NAAS scrapped after hard UNISON campaigning

The DfE has announced the accreditation scheme for children’s social workers will be closed in March after very low take-up

After years of strong, coordinated campaigning by UNISON, the department for education (DfE) has announced that the national assessment and accreditation scheme (NAAS) for children’s social workers will be closed in March 2022.

The DfE says that this decision was taken following feedback from social workers, councils and trusts as well as learning from comparable professions that have moved towards remote assessment during the pandemic.

UNISON has campaigned for NAAS to be scrapped from its inception, believing the scheme unnecessarily wasted millions of pounds when there were already robust systems in place to ensure the standards of social workers.

It also piled further pressure on an already massively overworked workforce and took them away from the frontline.

The scheme was initially rolled out on a voluntary basis and UNISON asked its members not to participate unless it was compulsory under their contract of employment.
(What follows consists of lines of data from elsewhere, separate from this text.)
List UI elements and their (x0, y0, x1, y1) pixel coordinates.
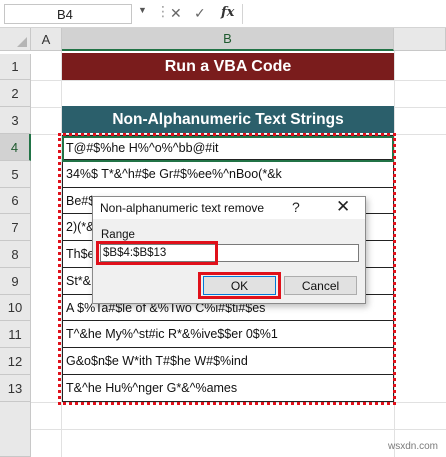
row-header-6[interactable]: 6 (0, 188, 31, 214)
row-header-blank (0, 402, 31, 457)
row-header-10[interactable]: 10 (0, 295, 31, 321)
row-header-1[interactable]: 1 (0, 54, 31, 80)
row-header-4[interactable]: 4 (0, 134, 31, 161)
gridline (31, 429, 446, 430)
row-header-9[interactable]: 9 (0, 268, 31, 295)
cancel-entry-icon[interactable]: ✕ (170, 5, 182, 22)
row-header-3[interactable]: 3 (0, 107, 31, 134)
gridline (31, 402, 446, 403)
cancel-button[interactable]: Cancel (284, 276, 357, 295)
data-cell-b5[interactable]: 34%$ T*&^h#$e Gr#$%ee%^nBoo(*&k (62, 161, 394, 188)
help-icon[interactable]: ? (292, 199, 300, 215)
data-cell-b12[interactable]: G&o$n$e W*ith T#$he W#$%ind (62, 348, 394, 375)
data-cell-b4[interactable]: T@#$%he H%^o%^bb@#it (62, 135, 394, 160)
name-box[interactable]: B4 (4, 4, 132, 24)
row-header-11[interactable]: 11 (0, 321, 31, 348)
row-header-12[interactable]: 12 (0, 348, 31, 375)
vba-title-cell[interactable]: Run a VBA Code (62, 53, 394, 80)
column-header-c[interactable] (394, 28, 446, 51)
row-header-2[interactable]: 2 (0, 80, 31, 107)
range-label: Range (101, 229, 135, 241)
row-header-7[interactable]: 7 (0, 214, 31, 241)
formula-bar: B4 ▼ ⋮ ✕ ✓ fx (0, 0, 446, 28)
non-alphanumeric-remove-dialog: Non-alphanumeric text remove ? ✕ Range $… (92, 196, 366, 304)
name-box-dropdown-icon[interactable]: ▼ (138, 5, 147, 15)
range-input[interactable]: $B$4:$B$13 (100, 244, 359, 262)
confirm-entry-icon[interactable]: ✓ (194, 5, 206, 22)
dialog-titlebar[interactable]: Non-alphanumeric text remove ? ✕ (93, 197, 365, 219)
row-header-8[interactable]: 8 (0, 241, 31, 268)
watermark: wsxdn.com (388, 441, 439, 452)
column-header-b[interactable]: B (62, 28, 394, 51)
dialog-title: Non-alphanumeric text remove (100, 201, 265, 215)
gridline (394, 51, 395, 457)
data-cell-b11[interactable]: T^&he My%^st#ic R*&%ive$$er 0$%1 (62, 321, 394, 348)
close-icon[interactable]: ✕ (336, 197, 350, 217)
data-cell-b13[interactable]: T&^he Hu%^nger G*&^%ames (62, 375, 394, 402)
table-header-cell[interactable]: Non-Alphanumeric Text Strings (62, 106, 394, 133)
select-all-corner[interactable] (0, 28, 31, 51)
ok-button[interactable]: OK (203, 276, 276, 295)
row-header-5[interactable]: 5 (0, 161, 31, 188)
insert-function-icon[interactable]: fx (221, 5, 234, 20)
row-header-13[interactable]: 13 (0, 375, 31, 402)
more-options-icon: ⋮ (156, 3, 170, 19)
select-all-icon (17, 37, 27, 47)
column-header-a[interactable]: A (31, 28, 62, 51)
gridline (31, 80, 446, 81)
formula-input[interactable] (242, 4, 446, 24)
name-box-value: B4 (57, 7, 73, 22)
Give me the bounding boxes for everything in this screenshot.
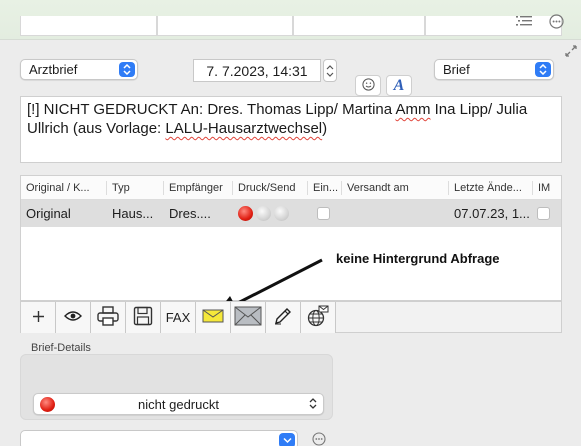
cell-original: Original — [26, 206, 71, 221]
body-text-template-name: LALU-Hausarztwechsel — [165, 120, 323, 137]
print-status-popup[interactable]: nicht gedruckt — [33, 393, 324, 415]
date-time-value: 7. 7.2023, 14:31 — [206, 62, 308, 79]
table-row[interactable]: Original Haus... Dres.... 07.07.23, 1... — [21, 200, 561, 227]
plus-icon — [32, 310, 45, 326]
email-button[interactable] — [231, 302, 266, 333]
chevron-updown-icon — [535, 62, 551, 77]
printer-icon — [97, 306, 119, 329]
edit-button[interactable] — [266, 302, 301, 333]
column-header[interactable]: Versandt am — [342, 180, 449, 195]
cell-im — [533, 207, 561, 220]
add-button[interactable] — [21, 302, 56, 333]
save-disk-icon — [133, 306, 153, 329]
top-field-3[interactable] — [293, 16, 425, 36]
column-header[interactable]: Empfänger — [164, 180, 233, 195]
web-send-button[interactable] — [301, 302, 336, 333]
smiley-icon — [361, 77, 375, 94]
letter-subject-textarea[interactable]: [!] NICHT GEDRUCKT An: Dres. Thomas Lipp… — [20, 96, 562, 163]
doc-type-popup[interactable]: Arztbrief — [20, 59, 138, 80]
fax-button-label: FAX — [165, 310, 191, 325]
print-button[interactable] — [91, 302, 126, 333]
chevron-updown-icon — [309, 397, 317, 413]
body-text: [!] NICHT GEDRUCKT An: Dres. Thomas Lipp… — [27, 101, 396, 118]
cell-typ: Haus... — [112, 206, 154, 221]
table-header: Original / K... Typ Empfänger Druck/Send… — [21, 176, 561, 200]
list-icon[interactable] — [515, 12, 533, 30]
date-time-field[interactable]: 7. 7.2023, 14:31 — [193, 59, 321, 82]
details-group-label: Brief-Details — [31, 342, 91, 354]
column-header[interactable]: Typ — [107, 180, 164, 195]
pencil-icon — [273, 306, 293, 329]
top-field-1[interactable] — [20, 16, 157, 36]
font-button-label: A — [393, 76, 405, 94]
body-text-misspelled: Amm — [395, 101, 431, 118]
envelope-yellow-icon — [202, 309, 224, 326]
column-header[interactable]: IM — [533, 181, 561, 195]
email-send-button[interactable] — [196, 302, 231, 333]
emoji-button[interactable] — [355, 75, 381, 96]
cell-ein — [308, 207, 342, 220]
category-popup[interactable]: Brief — [434, 59, 554, 80]
column-header[interactable]: Druck/Send — [233, 180, 308, 195]
chevron-updown-icon — [119, 62, 135, 77]
ellipsis-circle-icon[interactable] — [547, 12, 565, 30]
cell-druck-send — [233, 206, 308, 221]
status-red-light-icon — [40, 397, 55, 412]
annotation-text: keine Hintergrund Abfrage — [336, 251, 500, 266]
eye-icon — [64, 310, 82, 325]
ellipsis-circle-icon[interactable] — [312, 432, 326, 446]
resize-arrows-icon[interactable] — [564, 44, 578, 61]
status-light-red[interactable] — [238, 206, 253, 221]
status-light-gray[interactable] — [274, 206, 289, 221]
font-button[interactable]: A — [386, 75, 412, 96]
ein-checkbox[interactable] — [317, 207, 330, 220]
column-header[interactable]: Ein... — [308, 180, 342, 195]
chevron-down-icon — [279, 433, 295, 446]
save-button[interactable] — [126, 302, 161, 333]
cell-empfaenger: Dres.... — [169, 206, 211, 221]
fax-button[interactable]: FAX — [161, 302, 196, 333]
doc-type-value: Arztbrief — [29, 62, 78, 77]
date-stepper[interactable] — [323, 59, 337, 82]
bottom-popup[interactable] — [20, 430, 298, 446]
envelope-gray-icon — [234, 306, 262, 329]
document-toolbar: FAX — [20, 301, 562, 333]
globe-mail-icon — [307, 305, 329, 330]
body-text: ) — [322, 120, 328, 137]
print-status-value: nicht gedruckt — [138, 396, 219, 412]
cell-letzte-aenderung: 07.07.23, 1... — [454, 206, 530, 221]
category-value: Brief — [443, 62, 470, 77]
preview-button[interactable] — [56, 302, 91, 333]
im-checkbox[interactable] — [537, 207, 550, 220]
column-header[interactable]: Original / K... — [21, 180, 107, 195]
column-header[interactable]: Letzte Ände... — [449, 180, 533, 195]
status-light-gray[interactable] — [256, 206, 271, 221]
top-field-2[interactable] — [157, 16, 293, 36]
top-strip — [0, 0, 581, 40]
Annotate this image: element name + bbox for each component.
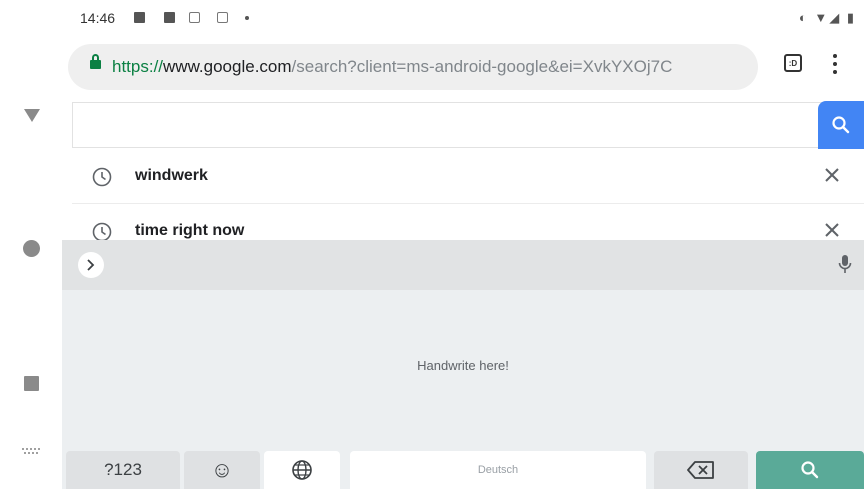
overflow-menu-icon[interactable] — [832, 54, 838, 74]
url-path: /search?client=ms-android-google&ei=XvkY… — [291, 57, 673, 76]
notification-icon — [164, 12, 175, 23]
suggestion-text: time right now — [135, 222, 245, 239]
home-icon[interactable] — [23, 240, 40, 257]
language-key[interactable] — [264, 451, 340, 489]
handwriting-area[interactable]: Handwrite here! — [62, 290, 864, 445]
chevron-right-icon — [87, 259, 95, 271]
browser-toolbar: https://www.google.com/search?client=ms-… — [62, 38, 864, 98]
back-icon[interactable] — [24, 109, 40, 122]
microphone-icon[interactable] — [838, 254, 852, 276]
notification-icon — [134, 12, 145, 23]
expand-toolbar-button[interactable] — [78, 252, 104, 278]
notification-icon — [189, 12, 200, 23]
more-notifications-icon — [245, 16, 249, 20]
recents-icon[interactable] — [24, 376, 39, 391]
globe-icon — [292, 460, 312, 480]
lock-icon — [90, 54, 101, 69]
history-clock-icon — [92, 222, 112, 242]
search-action-key[interactable] — [756, 451, 864, 489]
history-clock-icon — [92, 167, 112, 187]
notification-icon — [217, 12, 228, 23]
keyboard-switch-icon[interactable] — [22, 448, 40, 456]
keyboard-key-row: ?123 ☺ Deutsch — [62, 445, 864, 489]
keyboard-suggestion-strip — [62, 240, 864, 290]
status-indicators: ◐ ▼◢ ▮ — [798, 10, 856, 25]
backspace-icon — [687, 461, 714, 479]
backspace-key[interactable] — [654, 451, 748, 489]
search-icon — [801, 461, 819, 479]
url-text[interactable]: https://www.google.com/search?client=ms-… — [112, 57, 672, 77]
remove-suggestion-icon[interactable] — [824, 222, 840, 238]
screen: 14:46 ◐ ▼◢ ▮ https://www.google.com/sear… — [0, 0, 864, 489]
space-key[interactable]: Deutsch — [350, 451, 646, 489]
system-nav-bar — [0, 0, 62, 489]
url-scheme: https:// — [112, 57, 164, 76]
search-input[interactable] — [72, 102, 864, 148]
url-bar[interactable]: https://www.google.com/search?client=ms-… — [68, 44, 758, 90]
status-time: 14:46 — [80, 10, 116, 26]
suggestion-item[interactable]: windwerk — [72, 150, 864, 204]
search-button[interactable] — [818, 101, 864, 149]
suggestion-text: windwerk — [135, 167, 208, 184]
remove-suggestion-icon[interactable] — [824, 167, 840, 183]
status-bar: 14:46 ◐ ▼◢ ▮ — [62, 0, 864, 38]
symbols-key[interactable]: ?123 — [66, 451, 180, 489]
tab-switcher-button[interactable]: :D — [784, 54, 802, 72]
space-key-label: Deutsch — [477, 464, 519, 476]
emoji-key[interactable]: ☺ — [184, 451, 260, 489]
search-icon — [832, 116, 850, 134]
url-host: www.google.com — [163, 57, 292, 76]
handwrite-prompt: Handwrite here! — [417, 358, 509, 373]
As a result, freedom of information requests and branch surveys indicated that take-up of the scheme was poor and, in early 2020, testing was suspended due to lockdown.

The original DfE plan was for all children’s social workers to be assessed by 2020. However, since being introduced in 2018, only 1,700 social workers have been accredited in 69 councils and children’s trusts. This is only 5% of the children’s statutory workforce and, as of 2020, the scheme had cost taxpayers £24m.

Speaking of the closure of the scheme, UNISON national officer for social work Gill Archer said: “We want to thank regions and branches for all their hard work campaigning against this scheme as well as to thank members for pulling together and holding tight against it. It’s been a great example of the power of collective action.

“However, we must still be on watch for another tender coming out for NAAS’s replacement. The DfE say they will be devising a new model to be in place by the end of 2022 and UNISON is meeting with them to discuss what approach they will be taking and to put forward the view that further of children’s social workers testing is unnecessary.”